Spatializer gfgSpatialAudioTutorial = AudioManager.getSpatializer();


This will return three different types of responses, refer to the table below to identify them and then work accordingly:

Code

Description

behaviorgetImmersiveAudioLevel() Can the device play spatial audio/ is the hardware supported?
getImmersiveAudioLevel() Is spatial audio available on the device?
canBeSpatialized() Does the audio file which has to be played, can be used for Spatial Audio?

How to cancel the Spatial Audio Channels?

Call setIsContentSpatialized(true) to signal that your content has already been spatialized to avoid double-processing the audio. This method may not always work for you so you can modify the spatialization behavior by executing setSpatializationBehavior(AudioAttributes.SPATIALIZATION BEHAVIOR NEVER) to completely turn off spatialization.

Understanding the constraints while playing Spatial Audio

ExoPlayer selects a multi-channel audio track when all three requirements for spatial audio are satisfied. In that case, ExoPlayer selects a stereo track. ExoPlayer will initiate a fresh track selection to choose an audio track that corresponds to the new Spatializer properties if the Spatializer properties change. Be aware that this new track choice can result in a brief rebuffering period. To disable this channeling you can add this line:

Java




// Using the ExoPlayer Class
// Geeks for Geeks
gfgPlayer.setTrackSelectionParameters(
    new DefaultTrackSelector.Parameters.Builder(gfgContext)
        .setConstrainAudioChannelCountToDeviceCapabilities(
            true)
        .build());


GeekTip: You can use a player like Exo, which chooses the audio track with the most channels and playback compatibility at first when the material includes multiple audio tracks and audio channel count limitations are removed.

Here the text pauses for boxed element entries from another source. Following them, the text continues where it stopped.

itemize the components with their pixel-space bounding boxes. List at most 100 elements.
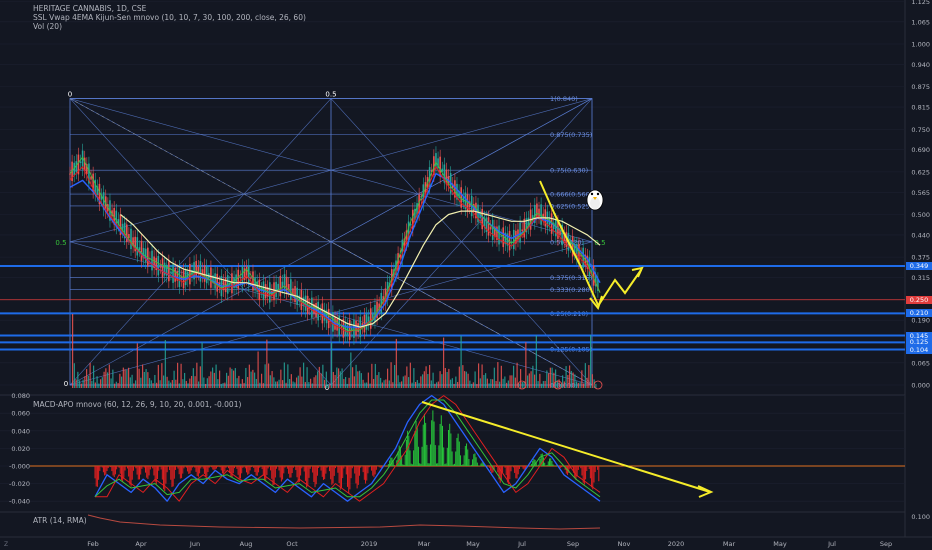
volume-bar [348,377,350,388]
volume-bar [528,373,530,388]
volume-bar [443,337,445,388]
volume-bar [79,380,81,388]
volume-bar [436,382,438,388]
candle-body [597,279,599,291]
candle-body [243,268,246,281]
volume-bar [383,380,385,388]
candle-body [454,180,456,198]
volume-bar [583,383,585,388]
candle-body [174,267,176,282]
indicator-volume-label[interactable]: Vol (20) [33,22,63,31]
candle-body [441,168,444,172]
volume-bar [332,371,334,388]
volume-bar [558,379,560,388]
volume-bar [178,383,180,388]
volume-bar [325,371,327,388]
apo-line [94,399,601,498]
candle-body [239,277,242,279]
candle-body [430,170,433,173]
volume-bar [273,377,275,388]
candle-body [172,264,174,283]
candle-body [277,283,280,292]
candle-body [77,154,80,175]
candle-body [502,227,505,248]
y-tick-label: 0.750 [911,126,930,134]
volume-bar [177,362,179,388]
volume-bar [441,374,443,388]
volume-bar [161,363,163,388]
kijun-line [69,166,601,333]
volume-bar [542,381,544,388]
fan-label: 0 [64,380,68,388]
volume-bar [409,362,411,388]
fib-level-label: 0.75(0.630) [550,167,588,175]
volume-bar [114,383,116,388]
volume-bar [259,382,261,388]
candle-body [92,173,94,192]
yellow-arrowhead [697,485,714,498]
candle-body [231,273,233,294]
volume-bar [171,380,173,388]
candle-body [409,223,412,226]
candle-body [487,217,490,236]
candle-body [380,292,383,314]
indicator-ssl-label[interactable]: SSL Vwap 4EMA Kijun-Sen mnovo (10, 10, 7… [33,13,306,22]
volume-bar [353,376,355,388]
volume-bar [464,371,466,388]
volume-bar [548,373,550,388]
candle-body [531,215,534,219]
candle-body [170,271,172,274]
volume-bar [241,379,243,388]
y-tick-label: 0.565 [911,189,930,197]
yellow-down-arrow [539,180,599,306]
volume-bar [448,368,450,388]
volume-bar [450,379,452,388]
event-marker-icon [593,380,603,390]
candle-body [414,208,416,221]
volume-bar [308,382,310,388]
volume-bar [595,383,597,388]
candle-body [153,256,155,269]
candle-body [378,303,380,310]
candle-body [275,281,277,298]
yellow-macd-trendline [421,401,711,493]
candle-body [525,218,528,233]
volume-bar [576,381,578,388]
macd-label[interactable]: MACD-APO mnovo (60, 12, 26, 9, 10, 20, 0… [33,400,242,409]
volume-bar [563,381,565,388]
volume-bar [497,362,499,388]
volume-bar [203,377,205,388]
volume-bar [411,382,413,388]
volume-bar [574,374,576,388]
candle-body [90,176,92,180]
candle-body [340,326,343,328]
candle-body [256,281,258,292]
chart-legend: HERITAGE CANNABIS, 1D, CSE SSL Vwap 4EMA… [33,4,306,31]
y-tick-label: 0.315 [911,274,930,282]
candle-body [203,265,206,282]
volume-bar [185,380,187,388]
volume-bar [341,368,343,388]
symbol-title[interactable]: HERITAGE CANNABIS, 1D, CSE [33,4,147,13]
volume-bar [395,338,397,388]
volume-bar [502,378,504,388]
volume-bar [355,364,357,388]
atr-label[interactable]: ATR (14, RMA) [33,516,87,525]
candle-body [283,274,286,292]
candle-body [165,264,168,276]
candle-body [159,266,162,268]
volume-bar [357,371,359,388]
volume-bar [138,368,140,388]
volume-bar [513,365,515,388]
candle-body [119,214,122,235]
candle-body [300,289,303,310]
candle-body [121,223,124,232]
volume-bar [404,375,406,388]
volume-bar [122,367,124,388]
volume-bar [205,383,207,388]
candle-body [407,221,410,241]
volume-bar [493,367,495,388]
volume-bar [257,351,259,388]
candle-body [374,305,376,322]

How Does Spatial Audio work by Default?

The following actions are part of Android’s standard spatialization behavior and can be changed by OEMs:

  1. Stereo content is not spatialized; only multi-channel content is. 
  2. Depending on the format of your multi-channel audio files, you might need to set the maximum number of channels that an audio decoder can output to a high number if you don’t utilize ExoPlayer. 
  3. If the user is set to either USAGE_MEDIA or USAGE_GAME, audio is suitable for spatialization.

Conclusion

This is what an introduction to Spatial Audio seems like, hope this article helped you get a basic idea of what Spatial Audio is all about, and also how to enable new experiences for your users so that they feel that they are right at the center of the content consumption. The user’s understanding of the spatialized sound stage that is being reproduced around their head is aided by head tracking. By enabling spatial audio processing at the lowest level in the audio pipeline to achieve the lowest latency, Android 13 optimizes spatial audio and head tracking.